TN 9 (05-11)
RS 02101.122 Trade or Business
1. Independent contractor
An independent contractor is someone who offers his or her services to the public. If the payer has the right to direct or control the result of the work, not how to do the work, then the individual is an independent contractor. Some examples of persons who are often independent contractors are accountants, carpenters, doctors, and lawyers, but whether these people are independent contractors still depends on the facts of each case.
NOTE: Employees who retire from a position and return to work for that employer are not independent contractors. In such cases, these workers have been misclassified.
2. Sole proprietor
A sole proprietor is someone who owns an unincorporated business. If the sole member of a domestic limited liability company (LLC) elects to treat the LLC as a corporation, he or she is not a sole proprietor.
3. Trade or business
A trade or business is generally an activity carried on to make a profit. The facts and circumstances of each case determine whether an activity is a trade or business. One does not need to make a profit to be in a trade or business as long as there is a good faith profit motive and ongoing efforts to further the interests of the business activity.
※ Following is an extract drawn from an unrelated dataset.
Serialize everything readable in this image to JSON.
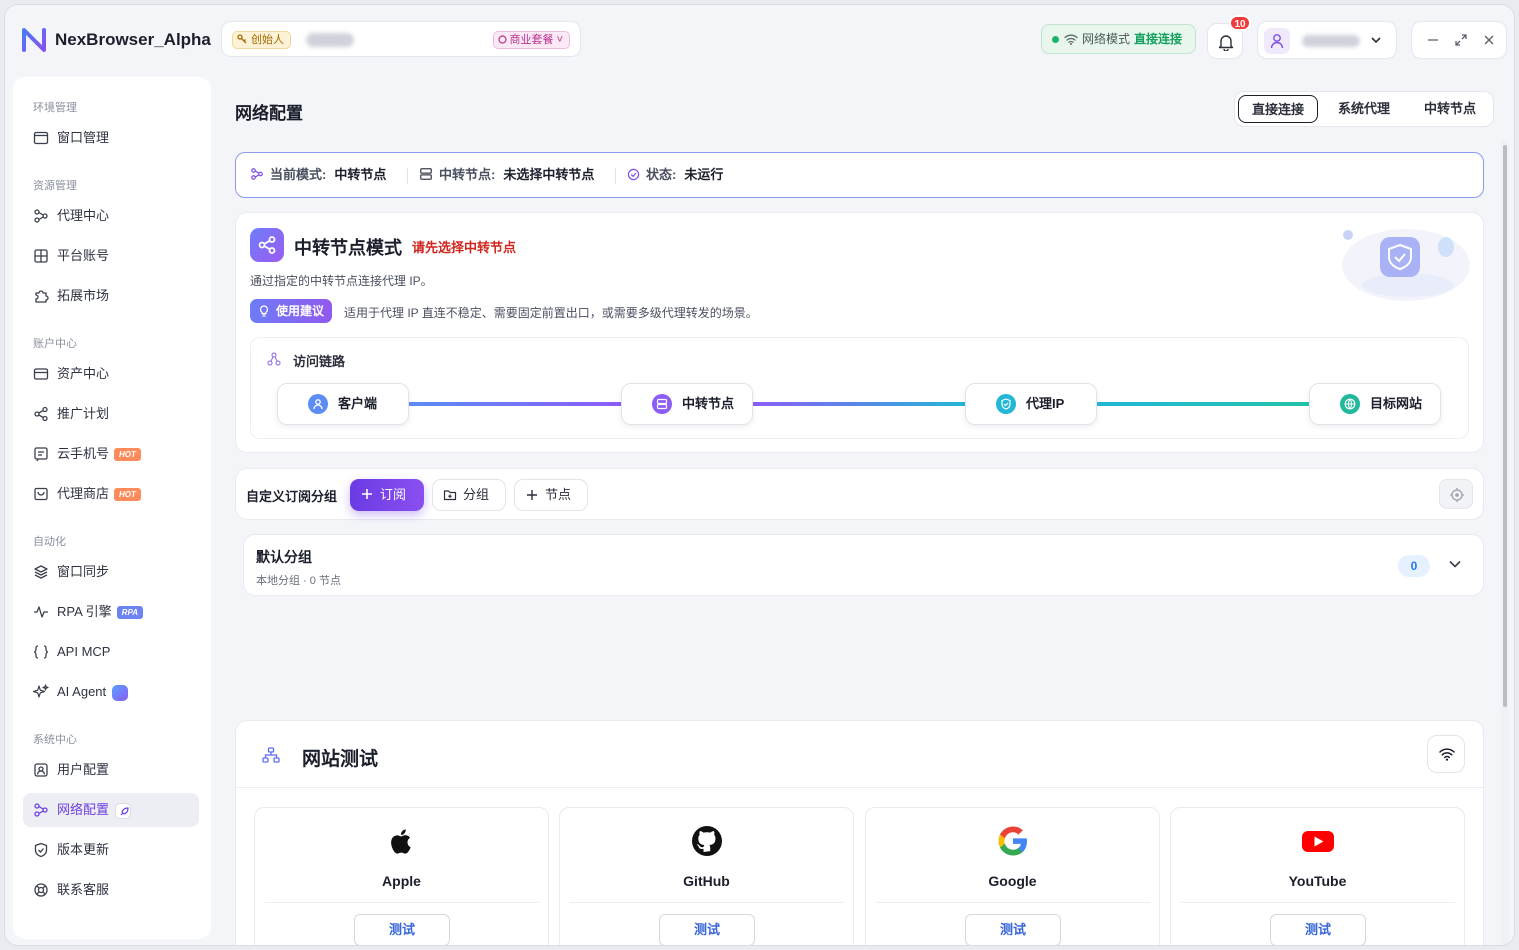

B. Employment status when engaged in a trade or business
Normally, when an employment relationship does not exist, we find that a worker is self-employed. A worker is engaged in a trade or business as a self-employed person when the worker regularly engages in an occupation to obtain a livelihood and, as to such occupation, is not an employee. For a discussion of the factors that indicate a trade or business exists, see RS 01802.002.